We generate 10,000 sampled values following a burn-in of 10,000 iterations and run the proposed Gibbs sampler five times with different initial states in each replication. Figure 6 plot the traces of some unknown parameters and nonparametric functions on grid points. It is obvious that the five parallel Markov chains mix well. We further calculate the “potential scale reduction factor” $\sqrt{\widehat{R}}$ for each of the unknown parameters and nonparametric functions on 20 selected grid points, which are plotted in Figure 7. The result indicates that the Markov chains have converged within the first 10,000 burn-in iterations.
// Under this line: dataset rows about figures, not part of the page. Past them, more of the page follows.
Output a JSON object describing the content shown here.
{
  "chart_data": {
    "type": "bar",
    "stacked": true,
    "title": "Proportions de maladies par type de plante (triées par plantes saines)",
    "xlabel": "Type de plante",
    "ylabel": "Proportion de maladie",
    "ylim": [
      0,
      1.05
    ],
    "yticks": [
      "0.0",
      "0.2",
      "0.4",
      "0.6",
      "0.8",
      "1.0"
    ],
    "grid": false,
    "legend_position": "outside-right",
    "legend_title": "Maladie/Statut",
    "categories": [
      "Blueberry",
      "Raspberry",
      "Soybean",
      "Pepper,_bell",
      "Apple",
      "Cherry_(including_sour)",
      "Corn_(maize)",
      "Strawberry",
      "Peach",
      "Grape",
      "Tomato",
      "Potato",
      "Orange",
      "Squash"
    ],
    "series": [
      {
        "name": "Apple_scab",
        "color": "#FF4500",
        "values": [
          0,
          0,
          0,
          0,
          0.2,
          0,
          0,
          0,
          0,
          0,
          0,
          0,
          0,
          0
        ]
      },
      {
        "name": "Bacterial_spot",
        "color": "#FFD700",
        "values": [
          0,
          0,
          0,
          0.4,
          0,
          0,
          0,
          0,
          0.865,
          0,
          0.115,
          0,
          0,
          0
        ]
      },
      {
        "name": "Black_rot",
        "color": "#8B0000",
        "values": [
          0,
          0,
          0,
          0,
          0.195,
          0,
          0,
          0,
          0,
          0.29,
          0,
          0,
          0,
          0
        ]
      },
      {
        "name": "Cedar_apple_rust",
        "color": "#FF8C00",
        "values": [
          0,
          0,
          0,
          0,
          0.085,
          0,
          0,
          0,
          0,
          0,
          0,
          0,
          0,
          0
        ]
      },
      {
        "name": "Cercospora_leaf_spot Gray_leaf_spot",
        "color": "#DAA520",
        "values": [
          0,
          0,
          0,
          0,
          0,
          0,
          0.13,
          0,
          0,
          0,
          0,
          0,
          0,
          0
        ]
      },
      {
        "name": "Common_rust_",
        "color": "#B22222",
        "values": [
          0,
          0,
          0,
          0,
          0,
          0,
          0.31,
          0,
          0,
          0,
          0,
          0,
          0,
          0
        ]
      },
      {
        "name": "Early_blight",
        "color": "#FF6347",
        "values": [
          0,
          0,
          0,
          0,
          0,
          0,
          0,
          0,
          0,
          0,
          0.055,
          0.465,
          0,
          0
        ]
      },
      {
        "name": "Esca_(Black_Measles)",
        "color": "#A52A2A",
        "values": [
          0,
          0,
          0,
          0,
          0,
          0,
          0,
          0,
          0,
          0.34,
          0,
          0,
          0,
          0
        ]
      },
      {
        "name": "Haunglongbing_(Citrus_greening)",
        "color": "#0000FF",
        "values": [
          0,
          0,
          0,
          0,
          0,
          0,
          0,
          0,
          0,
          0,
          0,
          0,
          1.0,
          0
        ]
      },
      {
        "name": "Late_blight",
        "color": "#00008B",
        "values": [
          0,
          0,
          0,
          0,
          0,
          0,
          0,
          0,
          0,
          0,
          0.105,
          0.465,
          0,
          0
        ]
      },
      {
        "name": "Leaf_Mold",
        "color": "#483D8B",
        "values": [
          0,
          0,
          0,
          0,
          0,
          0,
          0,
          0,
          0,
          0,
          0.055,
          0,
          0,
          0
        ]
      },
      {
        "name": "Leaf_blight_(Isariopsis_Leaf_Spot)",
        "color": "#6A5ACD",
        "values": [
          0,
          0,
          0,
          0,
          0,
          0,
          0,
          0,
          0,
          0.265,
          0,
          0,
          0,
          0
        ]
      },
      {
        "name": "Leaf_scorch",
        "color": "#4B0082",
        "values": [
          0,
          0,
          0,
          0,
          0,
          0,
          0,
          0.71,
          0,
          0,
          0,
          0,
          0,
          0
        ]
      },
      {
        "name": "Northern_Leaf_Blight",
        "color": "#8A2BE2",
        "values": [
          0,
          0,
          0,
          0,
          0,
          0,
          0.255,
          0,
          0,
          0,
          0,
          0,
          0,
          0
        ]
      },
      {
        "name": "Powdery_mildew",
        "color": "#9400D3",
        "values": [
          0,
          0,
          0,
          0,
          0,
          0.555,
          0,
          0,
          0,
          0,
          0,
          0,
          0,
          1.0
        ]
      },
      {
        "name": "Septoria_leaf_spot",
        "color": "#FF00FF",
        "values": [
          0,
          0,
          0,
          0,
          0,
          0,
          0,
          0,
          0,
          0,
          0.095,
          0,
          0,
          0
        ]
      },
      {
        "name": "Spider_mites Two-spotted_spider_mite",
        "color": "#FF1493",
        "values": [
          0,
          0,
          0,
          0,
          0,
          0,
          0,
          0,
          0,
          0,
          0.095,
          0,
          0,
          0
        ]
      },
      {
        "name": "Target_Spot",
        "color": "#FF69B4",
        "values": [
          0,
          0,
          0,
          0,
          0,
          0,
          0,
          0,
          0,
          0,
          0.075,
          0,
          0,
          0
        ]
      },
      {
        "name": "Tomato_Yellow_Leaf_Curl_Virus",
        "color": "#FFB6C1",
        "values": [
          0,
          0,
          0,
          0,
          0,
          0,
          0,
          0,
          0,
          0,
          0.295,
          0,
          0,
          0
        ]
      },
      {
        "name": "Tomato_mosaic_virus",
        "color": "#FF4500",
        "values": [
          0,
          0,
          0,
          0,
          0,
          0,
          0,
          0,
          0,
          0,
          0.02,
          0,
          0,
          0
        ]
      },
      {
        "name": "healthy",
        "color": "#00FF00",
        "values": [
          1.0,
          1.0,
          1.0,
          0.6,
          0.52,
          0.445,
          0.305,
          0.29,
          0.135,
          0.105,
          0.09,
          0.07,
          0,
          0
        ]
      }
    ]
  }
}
Table 3. Parametric estimation in the model (17) for Sydney real estate data.

Parameter	Mean	SE	95% CI
$\rho$	$0.5548$	$0.0307$	$(0.4932,0.6160)$
${\alpha }_1$	$0.3269$	$0.0326$	$(0.2630,0.3908)$
${\alpha }_2$	$-0.0810$	$0.0318$	$(-0.1433,-0.0186)$
${\sigma }^2$	$0.3269$	$0.0326$	$(0.2630,0.3908)$
Total effect
$x_1$	$0.7343$	$0.0875$	$(0.5573,0.9073)$
$x_2$	$-0.1819$	$0.0866$	$(-0.3531,-0.0087)$

lists the estimated parameters together with their SE and 95% CI, which show that the estimation of $\widehat{\rho }$ is 0.5548 with $\mathrm{SE}=0.0307$. It implies that there exists a significant and positive spatial relationship on the housing price. We find that two covaraites have significant effects on the housing price, and the effects of Income are positive, but PM${}_{10}$ is negative. The regression coefficient of Income is ${\widehat{\alpha }}_1=0.3269>0$, which indicates that the Income has a positive effect on the housing price. Moreover, the regression coefficient of PM${}_{10}$ is ${\widehat{\alpha }}_2=-0.0810<0$, which reveals that the housing price would decrease as the PM${}_{10}$ increases.

Figure 8 depicts the fitted functions, together with its 95% CI, which look like two nonlinear functions. The curves show that $g_1\left(z_1\right)$ has a local maximum 0.6184 at around $z_1=3.9198$ and a local minimum 0.1557 at around $z_1=-0.8237$, and $g_2\left(z_2\right)$ has a local minimum −0.8224 at around $z_2=2.1605$. The results provide evidence that the significant effects of LS and DC on the housing price have a nonlinear S-shape and U-shape, respectively.

5. Summary

Spatial data are frequently encountered in practical applications and can be analyzed through the SAR model. To avoid some serious shortcomings of fully nonparametric models and reduce the high risk of misspecification of the traditional SAR models, we have considered PLASAR models for spatial data, which combine the PLA model and SAR model. In addition to spatial dependence between neighbors, it captures the linear and nonlinear effects between the related variables. We specify the prior of all unknown parameters, which led to a proper posterior distribution. The posterior summaries are obtained via the MCMC technique, and we have considered a fully Bayesian approach with free-knot splines to analyze the PLASAR model and design a Gibbs sampler to explore the full conditional posterior distributions. To obtain a rapidly-convergent algorithm, a modified Bayesian free-knot splines approach incorporated with powerful MCMC techniques is employed. We have illustrated that the finite sample of the proposed model and estimation method perform satisfactorily through a simulation study. The results show that the Bayesian estimator is efficient relative to the GMME, although the latter can also obtain reasonable estimations. Finally, the proposed model and methodology are applied to analyze real data.

This article focuses only on symmetrical data and the homoscedasticity of independent errors. Since spatial data cannot easily meet the conditions, it is fairly straightforward to analyze the proposed model and methodology to deal with spatial errors and heteroscedasticity. While we use PLASAR models to assess the linear and nonlinear effects of the covariates on the spatial response, the other models, such as partially linear single-index SAR models and partially linear varying-coefficient SAR models, can also be considered. Moreover, it would be interesting to develop a model selection method in which covariates are linear or nonlinear. We leave these topics for future research.